Christopher J. Anderson, Professor of Government at Cornell, works at the intersections of political science, economics, and sociology. His research focuses on contextual models of human action. Such models view individuals as nested in a variety of social, economic, and political environments that shape and constrain their behavior.

In the areas of political economy and political sociology, he studies how differences in macro-political contexts across countries shape people’s cognition and action. He has long been interested in popular consent and inequality in democracies and has written on the popularity of governments, the legitimacy of political institutions, and the link between welfare states and citizen behavior. His current research projects in this area examine how welfare states shape people’s social and economic behavior and how host societies affect the propensity of immigrants to participate in politics. Anderson also works on the social science of sports, with a focus on the political economy of soccer.
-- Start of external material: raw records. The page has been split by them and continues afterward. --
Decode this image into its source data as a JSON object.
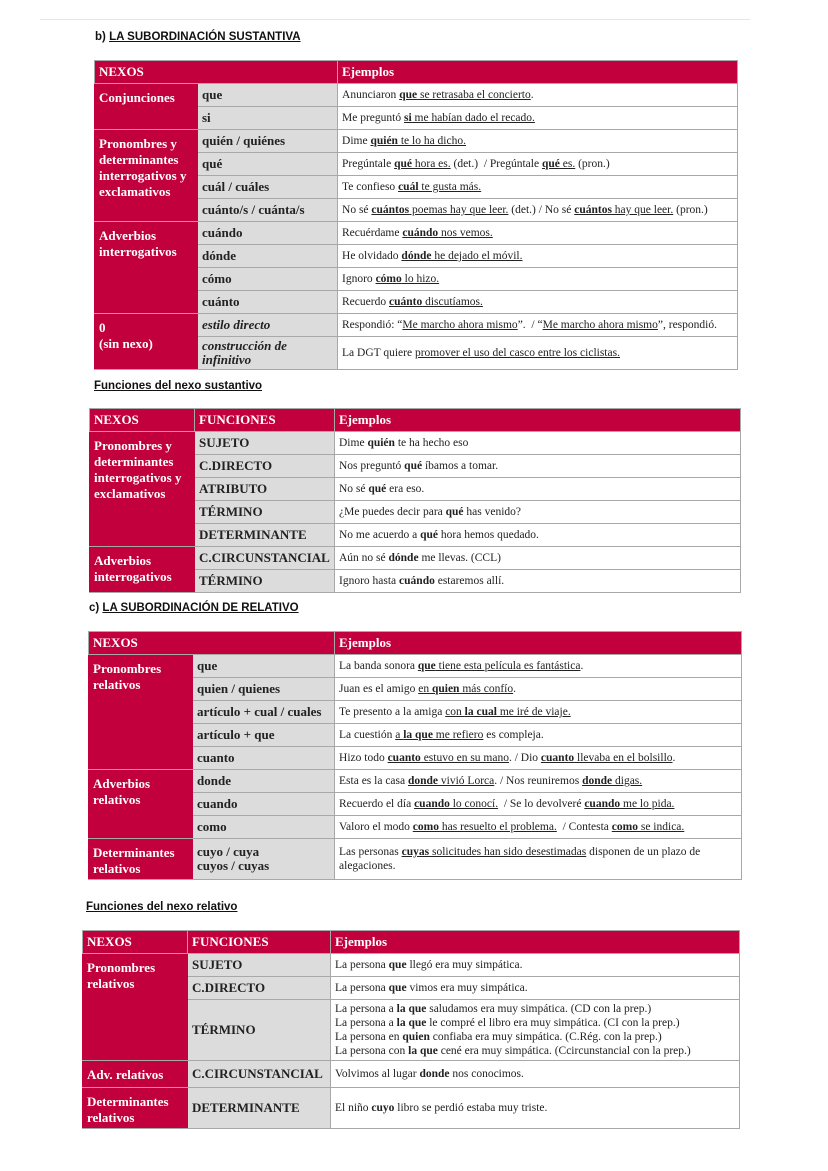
{
  "headings": {
    "b": "b) <u>LA SUBORDINACIÓN SUSTANTIVA</u>",
    "f1": "<u>Funciones del nexo sustantivo</u>",
    "c": "c) <u>LA SUBORDINACIÓN DE RELATIVO</u>",
    "f2": "<u>Funciones del nexo relativo</u>"
  },
  "colors": {
    "accent": "#c1003d",
    "nexo_cell": "#dcdcdc"
  },
  "tables": [
    {
      "header": [
        "NEXOS",
        "Ejemplos"
      ],
      "groups": [
        {
          "label": "Conjunciones",
          "rows": [
            {
              "nexo": "que",
              "ejemplo": "Anunciaron <u><b>que</b> se retrasaba el concierto</u>."
            },
            {
              "nexo": "si",
              "ejemplo": "Me preguntó <u><b>si</b> me habían dado el recado.</u>"
            }
          ]
        },
        {
          "label": "Pronombres y determinantes interrogativos y exclamativos",
          "rows": [
            {
              "nexo": "quién / quiénes",
              "ejemplo": "Dime <u><b>quién</b> te lo ha dicho.</u>"
            },
            {
              "nexo": "qué",
              "ejemplo": "Pregúntale <u><b>qué</b> hora es.</u> (det.) &nbsp;/ Pregúntale <u><b>qué</b> es.</u> (pron.)"
            },
            {
              "nexo": "cuál / cuáles",
              "ejemplo": "Te confieso <u><b>cuál</b> te gusta más.</u>"
            },
            {
              "nexo": "cuánto/s / cuánta/s",
              "ejemplo": "No sé <u><b>cuántos</b> poemas hay que leer.</u> (det.) / No sé <u><b>cuántos</b> hay que leer.</u> (pron.)"
            }
          ]
        },
        {
          "label": "Adverbios interrogativos",
          "rows": [
            {
              "nexo": "cuándo",
              "ejemplo": "Recuérdame <u><b>cuándo</b> nos vemos.</u>"
            },
            {
              "nexo": "dónde",
              "ejemplo": "He olvidado <u><b>dónde</b> he dejado el móvil.</u>"
            },
            {
              "nexo": "cómo",
              "ejemplo": "Ignoro <u><b>cómo</b> lo hizo.</u>"
            },
            {
              "nexo": "cuánto",
              "ejemplo": "Recuerdo <u><b>cuánto</b> discutíamos.</u>"
            }
          ]
        },
        {
          "label": "0<br>(sin nexo)",
          "rows": [
            {
              "nexo": "<i>estilo directo</i>",
              "ejemplo": "Respondió: “<u>Me marcho ahora mismo</u>”. &nbsp;/ “<u>Me marcho ahora mismo</u>”, respondió."
            },
            {
              "nexo": "<i>construcción de infinitivo</i>",
              "ejemplo": "La DGT quiere <u>promover el uso del casco entre los ciclistas.</u>"
            }
          ]
        }
      ]
    },
    {
      "header": [
        "NEXOS",
        "FUNCIONES",
        "Ejemplos"
      ],
      "groups": [
        {
          "label": "Pronombres y determinantes interrogativos y exclamativos",
          "rows": [
            {
              "nexo": "SUJETO",
              "ejemplo": "Dime <b>quién</b> te ha hecho eso"
            },
            {
              "nexo": "C.DIRECTO",
              "ejemplo": "Nos preguntó <b>qué</b> íbamos a tomar."
            },
            {
              "nexo": "ATRIBUTO",
              "ejemplo": "No sé <b>qué</b> era eso."
            },
            {
              "nexo": "TÉRMINO",
              "ejemplo": "¿Me puedes decir para <b>qué</b> has venido?"
            },
            {
              "nexo": "DETERMINANTE",
              "ejemplo": "No me acuerdo a <b>qué</b> hora hemos quedado."
            }
          ]
        },
        {
          "label": "Adverbios interrogativos",
          "rows": [
            {
              "nexo": "C.CIRCUNSTANCIAL",
              "ejemplo": "Aún no sé <b>dónde</b> me llevas. (CCL)"
            },
            {
              "nexo": "TÉRMINO",
              "ejemplo": "Ignoro hasta <b>cuándo</b> estaremos allí."
            }
          ]
        }
      ]
    },
    {
      "header": [
        "NEXOS",
        "Ejemplos"
      ],
      "groups": [
        {
          "label": "Pronombres relativos",
          "rows": [
            {
              "nexo": "que",
              "ejemplo": "La banda sonora <u><b>que</b> tiene esta película es fantástica</u>."
            },
            {
              "nexo": "quien / quienes",
              "ejemplo": "Juan es el amigo <u>en <b>quien</b> más confío</u>."
            },
            {
              "nexo": "artículo + cual / cuales",
              "ejemplo": "Te presento a la amiga <u>con <b>la cual</b> me iré de viaje.</u>"
            },
            {
              "nexo": "artículo + que",
              "ejemplo": "La cuestión <u>a <b>la que</b> me refiero</u> es compleja."
            },
            {
              "nexo": "cuanto",
              "ejemplo": "Hizo todo <u><b>cuanto</b> estuvo en su mano</u>. / Dio <u><b>cuanto</b> llevaba en el bolsillo</u>."
            }
          ]
        },
        {
          "label": "Adverbios relativos",
          "rows": [
            {
              "nexo": "donde",
              "ejemplo": "Esta es la casa <u><b>donde</b> vivió Lorca</u>. / Nos reuniremos <u><b>donde</b> digas.</u>"
            },
            {
              "nexo": "cuando",
              "ejemplo": "Recuerdo el día <u><b>cuando</b> lo conocí.</u> &nbsp;/ Se lo devolveré <u><b>cuando</b> me lo pida.</u>"
            },
            {
              "nexo": "como",
              "ejemplo": "Valoro el modo <u><b>como</b> has resuelto el problema.</u> &nbsp;/ Contesta <u><b>como</b> se indica.</u>"
            }
          ]
        },
        {
          "label": "Determinantes relativos",
          "rows": [
            {
              "nexo": "cuyo / cuya<br>cuyos / cuyas",
              "ejemplo": "Las personas <u><b>cuyas</b> solicitudes han sido desestimadas</u> disponen de un plazo de alegaciones."
            }
          ]
        }
      ]
    },
    {
      "header": [
        "NEXOS",
        "FUNCIONES",
        "Ejemplos"
      ],
      "groups": [
        {
          "label": "Pronombres relativos",
          "rows": [
            {
              "nexo": "SUJETO",
              "ejemplo": "La persona <b>que</b> llegó era muy simpática."
            },
            {
              "nexo": "C.DIRECTO",
              "ejemplo": "La persona <b>que</b> vimos era muy simpática."
            },
            {
              "nexo": "TÉRMINO",
              "ejemplo": "La persona a <b>la que</b> saludamos era muy simpática. (CD con la prep.)<br>La persona a <b>la que</b> le compré el libro era muy simpática. (CI con la prep.)<br>La persona en <b>quien</b> confiaba era muy simpática. (C.Rég. con la prep.)<br>La persona con <b>la que</b> cené era muy simpática. (Ccircunstancial con la prep.)"
            }
          ]
        },
        {
          "label": "Adv. relativos",
          "rows": [
            {
              "nexo": "C.CIRCUNSTANCIAL",
              "ejemplo": "Volvimos al lugar <b>donde</b> nos conocimos."
            }
          ]
        },
        {
          "label": "Determinantes relativos",
          "rows": [
            {
              "nexo": "DETERMINANTE",
              "ejemplo": "El niño <b>cuyo</b> libro se perdió estaba muy triste."
            }
          ]
        }
      ]
    }
  ]
}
Anderson has held appointments at several universities and business schools, including Oxford University’s Nuffield College and Northwestern University’s Kellogg Graduate School of Management. He is the recipient of a number of awards, including the American Political Science Association’s Heinz Eulau Award for the best article published in the American Political Science Review, the Best Article Award from the Journal of Politics, and the Emerging Scholar Award from the APSA Section on Elections, Public Opinion, and Voting Behavior. He has served as President of the American Political Science Association’s Section on European Politics and Society, and on the editorial boards of the American Journal of Political Science, Electoral Studies, European Union Politics, and the Journal of Politics.

A native of Germany, he studied at the University of Cologne, Virginia Tech, and Washington University in St.Louis, where he received his PhD.